Erano, dieci anni che la banca centrale statunitense non abbassava i tassi d’interesse. Nel 2007 il tasso era arrivato al 5,25%, poi venne azzerato con l’esplosione della crisi, per poi risalire fino al 2,5%. La settimana scorsa ha deciso un taglio pari a 0,25% del tasso base. È il primo segnale concreto in controtendenza rispetto alle scelte restrittive in corso negli Usa dal 2015, cioè da quando sono ripartiti i tassi ed è stato interrotto il quantitative easing.

Da tempo era in corso anche il riassorbimento dei titoli comprati attraverso il programma di alleggerimento quantitativo. Quindi dopo varie pressioni sul piano politico e, soprattutto, in un quadro complessivo non esaltante, la Fed ha deciso di cambiare rotta. Non è ancora chiaro se tale scelta indica una vera e propria inversione di tendenza oppure un modo per prendere tempo in attesa che il panorama globale si schiarisca. Quel che è certo è che per ora tale scelta tranquillizza, benché non soddisfi appieno, Casa Bianca e Wall Street. Entrambi, infatti, stanno misurando difficoltà che non corrispondono a un paese che avrebbe alcuni fondamentali in ordine, quali ad esempio occupazione e consumi.

E le ragioni si trovano sul piano interno e su quello internazionale. Negli Usa gli investimenti esteri diminuiscono da due trimestri consecutivi, quelli domestici sono in contrazione addirittura da sei e l’inflazione si allontana dall’obbiettivo del 2%.

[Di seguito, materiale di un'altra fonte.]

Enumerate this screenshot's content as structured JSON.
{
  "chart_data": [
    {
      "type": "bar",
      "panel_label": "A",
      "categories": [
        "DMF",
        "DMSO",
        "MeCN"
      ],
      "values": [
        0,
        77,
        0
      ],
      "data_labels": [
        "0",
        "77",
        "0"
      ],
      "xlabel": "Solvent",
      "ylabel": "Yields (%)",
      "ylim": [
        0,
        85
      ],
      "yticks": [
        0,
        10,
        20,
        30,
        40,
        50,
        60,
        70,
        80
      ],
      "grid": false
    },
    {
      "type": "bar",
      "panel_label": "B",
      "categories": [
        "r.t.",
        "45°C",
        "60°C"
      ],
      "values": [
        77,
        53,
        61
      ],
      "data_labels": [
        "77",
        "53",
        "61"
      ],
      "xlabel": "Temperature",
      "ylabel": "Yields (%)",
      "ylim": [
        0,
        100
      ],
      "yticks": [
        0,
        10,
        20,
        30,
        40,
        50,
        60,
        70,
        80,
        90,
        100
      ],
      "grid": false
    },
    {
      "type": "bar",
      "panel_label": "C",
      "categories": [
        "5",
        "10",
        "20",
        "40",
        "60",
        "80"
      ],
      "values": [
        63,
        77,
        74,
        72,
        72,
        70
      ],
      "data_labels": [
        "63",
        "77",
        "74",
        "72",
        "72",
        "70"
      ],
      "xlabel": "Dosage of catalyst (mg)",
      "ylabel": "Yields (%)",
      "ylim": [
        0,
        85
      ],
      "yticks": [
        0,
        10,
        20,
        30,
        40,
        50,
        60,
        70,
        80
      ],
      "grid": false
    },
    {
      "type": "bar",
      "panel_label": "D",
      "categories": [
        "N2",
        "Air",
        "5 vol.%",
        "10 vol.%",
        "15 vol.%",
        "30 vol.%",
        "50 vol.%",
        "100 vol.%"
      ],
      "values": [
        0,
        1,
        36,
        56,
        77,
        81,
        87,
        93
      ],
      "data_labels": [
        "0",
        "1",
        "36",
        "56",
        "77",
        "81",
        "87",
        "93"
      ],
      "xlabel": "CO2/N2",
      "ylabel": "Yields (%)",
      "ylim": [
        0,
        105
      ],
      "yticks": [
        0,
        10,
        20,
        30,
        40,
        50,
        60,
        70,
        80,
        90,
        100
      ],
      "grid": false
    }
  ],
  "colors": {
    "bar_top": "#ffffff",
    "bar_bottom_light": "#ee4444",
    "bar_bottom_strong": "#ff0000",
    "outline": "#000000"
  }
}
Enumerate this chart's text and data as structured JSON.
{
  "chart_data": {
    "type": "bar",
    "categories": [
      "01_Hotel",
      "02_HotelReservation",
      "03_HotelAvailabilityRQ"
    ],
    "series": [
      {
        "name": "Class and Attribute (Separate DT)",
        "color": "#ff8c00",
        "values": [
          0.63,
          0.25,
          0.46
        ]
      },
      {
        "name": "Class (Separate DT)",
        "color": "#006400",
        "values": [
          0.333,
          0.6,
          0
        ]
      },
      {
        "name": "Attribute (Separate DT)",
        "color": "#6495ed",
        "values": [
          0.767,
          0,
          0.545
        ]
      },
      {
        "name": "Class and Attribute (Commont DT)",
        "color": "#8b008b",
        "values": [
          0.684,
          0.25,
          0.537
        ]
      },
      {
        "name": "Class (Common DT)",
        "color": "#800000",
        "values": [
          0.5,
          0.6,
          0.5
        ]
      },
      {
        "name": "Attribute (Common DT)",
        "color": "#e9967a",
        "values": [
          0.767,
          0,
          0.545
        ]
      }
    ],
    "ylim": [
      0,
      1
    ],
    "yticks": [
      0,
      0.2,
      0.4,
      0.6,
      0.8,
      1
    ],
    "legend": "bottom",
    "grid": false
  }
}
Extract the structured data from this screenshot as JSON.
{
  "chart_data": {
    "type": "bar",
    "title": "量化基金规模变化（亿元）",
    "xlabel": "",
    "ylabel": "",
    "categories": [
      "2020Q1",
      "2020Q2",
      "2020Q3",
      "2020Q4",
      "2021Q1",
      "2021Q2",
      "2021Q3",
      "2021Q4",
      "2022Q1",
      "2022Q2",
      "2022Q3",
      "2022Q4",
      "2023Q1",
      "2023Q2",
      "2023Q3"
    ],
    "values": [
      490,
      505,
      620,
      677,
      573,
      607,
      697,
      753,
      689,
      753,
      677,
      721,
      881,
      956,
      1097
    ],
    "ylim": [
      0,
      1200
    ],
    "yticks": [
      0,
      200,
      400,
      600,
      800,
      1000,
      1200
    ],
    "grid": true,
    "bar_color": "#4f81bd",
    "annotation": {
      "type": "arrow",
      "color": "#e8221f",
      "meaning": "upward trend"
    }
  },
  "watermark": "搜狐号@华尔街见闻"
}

Segnali preoccupanti giungono anche dal rendimento dei titoli di Stato a tre mesi che supera quello dei titoli decennali. L’ultima volta era accaduto nel 2007 e solitamente tale inversione nella curva dei rendimenti preannuncia una recessione.

Non è una regola ferrea, ma una indicazione di cui preoccuparsi. Insieme a problematiche riconducibili al livello globale. Per quanto attiene alle scelte sul dollaro l’Economist ha sostenuto recentemente che i paesi emergenti «hanno bisogno di un break».

Il Fmi ha tagliato la loro crescita al 4,1% riportando il tasso di crescita al 2009. Da quando la Fed ha imposto politiche restrittive sul piano globale i paesi emergenti sono stati costretti a ridurre la loro moneta facile e a fare i conti con i loro debiti in dollari, ma questa politica monetaria più restrittiva ha impedito di mantenere una crescita adeguata. Ora il cambio di passo della Fed è circondato da scelte simili adottate dai principali mercati emergenti. Il ritorno alla moneta facile può costituire un’«opportunità», come afferma sempre l’Economist. In tutto il mondo le politiche monetarie sono tornate attive o, perlomeno, hanno fermato la loro ritirata.

La de-dollarizzazione dell’economia globale, per quanto avviata, non ha ancora raggiunto un punto di non ritorno. La dipendenza finanziaria dagli Usa e dalla loro moneta risulta ancora evidente. Perdura una coincidenza di interessi e necessità tra diversi paesi in cui la politica va in soccorso dell’economia.
Paesi come la Turchia hanno appena abbassato il tasso di oltre 4 punti percentuali. La banca centrale britannica ha ribadito di tenere fermi i tassi a 0,75% in attesa dell’evoluzione della Brexit. Nell’Eurozona, dove la Bce si adegua al contesto internazionale con una certa lungaggine, si parla di tassi fermi almeno fino a metà del 2020 e in ogni caso fino a quando sarà necessario inseguire una inflazione prossima al 2%.

La Bce discute addirittura l’avvio di un nuovo piano di acquisto di titoli. Complessivamente, dunque, a fronte di un generale peggioramento delle prospettive economiche, le banche centrali stanno riproponendo un’iniezione di liquidità nel sistema.

Senza condizioni monetarie espansive l’economia, reale e finanziaria, non ce la fa, a dimostrazione del nesso tra le due sfere. Un bel dilemma per i cantori del libero mercato, ma anche per quei populisti che vivono nell’illusione di non cambiare i fondamentali, accontentandosi di espedienti monetari.